Change is always possible
Not everyone is a happy grandma.  Some kids and grandkids aren’t so easy to be with.  In all relationships, however, it is always possible for change to happen in the only person you can change – you.  That can make all the difference. 

May you enjoy the renewal of spring, here once more to remind us of the hidden freshness and new growth in everything that surrounds us and lives within us.

2 Comments

Posted by Varvara50 on 04/19 at 12:31 AM

Hello Ruth! I really enjoyed your article and would like to get your ideas on ‘long distance grandparenting’.  My son and his family live in Nevada and I live in the Netherlands, half way around the world.  I really miss the opportunity to grandmother my great grandkids (ages 17, 11, 3). I have a career that keeps me in Europe but I’m missing the whole grandparenting thing and my grandkids are missing having a grandma around.  Any ideas on how to bring our relationship closer and to, somehow, participate more in their lives?

Thanks!

Posted by Ruth on 06/08 at 11:40 AM

Hi!
My apologies for the long delay in responding to your comment.
I, too, live a distance away - but in the same country, so not so far.

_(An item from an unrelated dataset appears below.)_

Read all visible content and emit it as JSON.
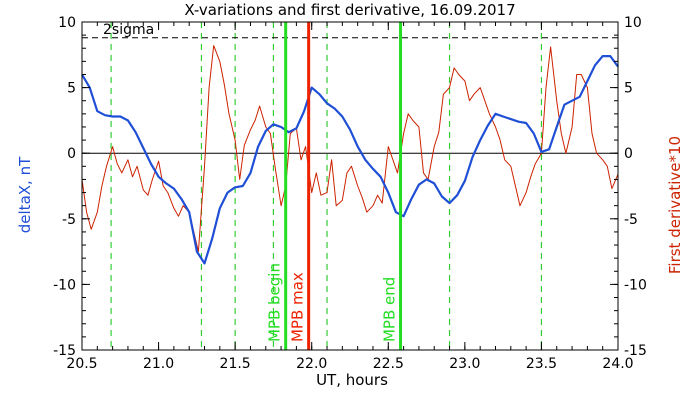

I am currently enjoying an email correspondence with one of my grandsons, who is 10.  So that is one possibility.  I try to keep my messages short and think of things that would interest him.

I also send e-cards for birthdays or other occasions.  I subscribe to a great site called jacquielawson.com. Those work well with older and younger kids and their parents can help them with it.

If I were more of a techie, I could use some of the methods that involve direct communication with a camera on your and their computer.

Other ideas are snail mail cards or letters, which you probably already do, depending on their ages.

I also just periodically send them loving energy, when I think of them and just enjoy what contact is possible.